In molti ormai l’hanno ribattezzata la Apple cinese. E in fondo la società fondata da Lei Jun nel 2010, negli ultimi mesi ha fatto davvero di tutto per accaparrarsi questa nomea, a cominciare dal lancio sul mercato di dispositivi troppo simili a quelli di Cupertino. Per capirlo basta tornare indietro a qualche mese fa quando sbarcò sul mercato MiPad, il tablet della casa di Shanghai con caratteristiche hardware e software molto vicine ad iPad e iPhone 5c. Per non parlare poi dell’ultimo modello di smartphone, Mi-4 lanciato ad agosto 2014, talmente somigliante ai modelli della mela da far sbottare anche Jonathan Ive, capo della progettazione di Cupertino, il quale ha definito Xiaomi “ladra e copiona”.

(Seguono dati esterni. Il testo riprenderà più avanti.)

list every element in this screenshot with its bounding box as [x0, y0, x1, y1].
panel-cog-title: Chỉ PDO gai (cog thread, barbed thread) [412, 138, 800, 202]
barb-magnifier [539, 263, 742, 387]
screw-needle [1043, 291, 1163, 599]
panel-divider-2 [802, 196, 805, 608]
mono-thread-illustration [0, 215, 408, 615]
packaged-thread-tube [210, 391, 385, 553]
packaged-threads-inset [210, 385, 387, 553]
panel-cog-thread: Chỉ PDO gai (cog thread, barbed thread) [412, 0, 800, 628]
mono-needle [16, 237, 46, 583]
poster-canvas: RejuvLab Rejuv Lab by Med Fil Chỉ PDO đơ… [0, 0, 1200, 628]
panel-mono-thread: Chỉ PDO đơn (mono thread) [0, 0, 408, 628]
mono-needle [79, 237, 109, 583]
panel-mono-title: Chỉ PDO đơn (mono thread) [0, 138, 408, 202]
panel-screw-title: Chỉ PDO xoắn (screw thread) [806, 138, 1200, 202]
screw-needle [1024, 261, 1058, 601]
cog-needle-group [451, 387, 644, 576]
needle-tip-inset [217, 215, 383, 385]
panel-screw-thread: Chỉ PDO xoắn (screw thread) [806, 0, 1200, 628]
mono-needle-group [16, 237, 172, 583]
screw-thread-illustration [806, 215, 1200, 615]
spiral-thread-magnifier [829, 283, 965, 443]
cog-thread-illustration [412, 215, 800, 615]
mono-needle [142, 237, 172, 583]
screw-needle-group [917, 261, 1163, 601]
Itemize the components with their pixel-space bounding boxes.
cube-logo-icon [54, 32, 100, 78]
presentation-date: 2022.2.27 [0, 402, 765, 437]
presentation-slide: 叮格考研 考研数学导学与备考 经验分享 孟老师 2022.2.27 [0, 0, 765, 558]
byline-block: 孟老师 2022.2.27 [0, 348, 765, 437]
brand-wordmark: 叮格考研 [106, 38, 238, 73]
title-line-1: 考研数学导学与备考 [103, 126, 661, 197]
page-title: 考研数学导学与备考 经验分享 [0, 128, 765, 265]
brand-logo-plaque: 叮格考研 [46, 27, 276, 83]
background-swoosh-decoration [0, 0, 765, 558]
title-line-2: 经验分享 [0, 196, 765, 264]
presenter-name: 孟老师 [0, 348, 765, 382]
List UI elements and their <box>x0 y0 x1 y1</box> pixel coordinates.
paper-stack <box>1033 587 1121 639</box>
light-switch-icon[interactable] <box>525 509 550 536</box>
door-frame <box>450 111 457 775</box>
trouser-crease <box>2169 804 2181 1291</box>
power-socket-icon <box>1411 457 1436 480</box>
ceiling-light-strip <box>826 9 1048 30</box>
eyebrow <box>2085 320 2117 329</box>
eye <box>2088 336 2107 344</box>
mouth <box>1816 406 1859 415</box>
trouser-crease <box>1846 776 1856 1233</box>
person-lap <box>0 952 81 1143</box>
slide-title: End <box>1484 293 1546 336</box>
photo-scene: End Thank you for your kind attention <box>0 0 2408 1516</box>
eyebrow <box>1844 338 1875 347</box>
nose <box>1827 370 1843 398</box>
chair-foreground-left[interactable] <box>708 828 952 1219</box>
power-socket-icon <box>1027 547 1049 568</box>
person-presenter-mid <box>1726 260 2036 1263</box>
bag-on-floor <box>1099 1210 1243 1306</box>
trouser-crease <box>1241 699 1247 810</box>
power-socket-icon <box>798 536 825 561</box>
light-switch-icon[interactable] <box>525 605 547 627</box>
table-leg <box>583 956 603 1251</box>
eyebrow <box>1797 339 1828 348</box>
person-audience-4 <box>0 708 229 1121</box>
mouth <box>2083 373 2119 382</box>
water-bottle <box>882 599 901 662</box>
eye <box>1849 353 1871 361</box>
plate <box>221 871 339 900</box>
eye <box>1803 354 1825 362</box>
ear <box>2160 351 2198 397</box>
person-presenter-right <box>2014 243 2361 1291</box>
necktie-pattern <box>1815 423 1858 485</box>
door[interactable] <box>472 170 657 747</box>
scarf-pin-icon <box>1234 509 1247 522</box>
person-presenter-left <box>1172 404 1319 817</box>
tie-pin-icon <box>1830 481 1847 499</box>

Il vero problema per Apple però potrebbe non essere tanto che i dispostivi di Jun e soci siano troppo simili ai propri, quanto il fatto che costino meno. Molto meno. E questo ha innanzitutto permesso alla società di Shanghai di sbaragliare la concorrenza nel mercato cinese: chi acquista un modello di smartphone Xiaomi, può infatti beneficiare di un device a costi inferiori alla media, ma con qualità e prestazioni degni di qualsiasi top di gamma concorrente. In tutto ciò gli ultimi dati rilasciati da Idc, che pone Xiaomi al terzo posto come rivenditore al mondo per smartphone, sono la testimonianza di come si tratti di un’azienda che naviga con il vento in poppa. Il volume di vendite dei telefonini in un anno è cresciuto del 211 per cento, balzando da una percentuale del 2,1 del 2013 al 5,3% di quest’anno. Degli oltre trecento milioni di smartphone inviati ai rivenditori nel trimestre rilevato da Idc, 17,3 milioni sono di Xiaomi che si posiziona alle spalle di Samsung (leader mondiale incontrastato con oltre 78 milioni di vendite) e Apple.
La mossa per lanciare l’assalto alla vetta è gia stata decisa: aprirsi al mondo. Secondo quanto riporta il quotidiano Repubblica, Xiaomi avrebbe già ottenuto un esoso prestito di circa un miliardo di dollari da una serie di banche internazionali, per sbarcare in quattordici mercati esteri tra cui Indonesia, Messico e Brasile. Oltre a l’India in cui ha già esordito dignitosamente. Anche sul piano degli uomini guida l’azienda sembra avere le idee chiare e non vuole fare sconti a nessuno: il prescelto è stato Hugo Barra ex manager di Google. Come si diceva il prodotto top di gamma è il Mi-4: un dispositivo spesso 8,9 millimetri di 149 grammi con processore Snapdragon 801 Quadcore di 2,5 Ghz, 3 Gb di memoria Ram e fotocamera 13 megapixel, è c’è anche la versione con il software proprietario Miui. Tutte caratteristiche che lo rendono uno smartphone di fascia alta e che, se venduto a prezzi notevolmente inferiori ai concorrenti (in Cina Mi-4 viene venduto a 1.999 yuan, mentre ad esempio l’Iphone 6 olre 5mila) e solo tramite canali di distribuzione online — utili all’azienda per contenere i costi — spiegano le ragioni di un successo.
Va detto infine che conquistare il mercato mondiale, uno degli obiettivi a breve termine del colosso Cinese, non sarà impresa facile. Innanzitutto perché Xiaomi non è ancora una società conosciuta a tal punto da garantirsi la fiducia degli utenti — basti pensare che in India il governo ha invitato le forze armate a non utilizzare gli smartphone in questione per questioni di sicurezza — ma anche perché, e soprattutto negli Stati Uniti, Jun e soci potrebbero ritrovarsi a fare i conti con non poche cause di potenziali violazioni di brevetti tecnologici. Nel frattempo la prossima mossa è quella di investire massicciamente su un altro settore tecnologico che sembrerebbe in forte ascesa, quello delle televisioni intelligenti. Una fetta di torta che in Cina conta cinquecento milioni di spettatori al mese e che per Xiami rappresenta il primo vero banco di prova per testare la rincorsa a Apple e Samsung.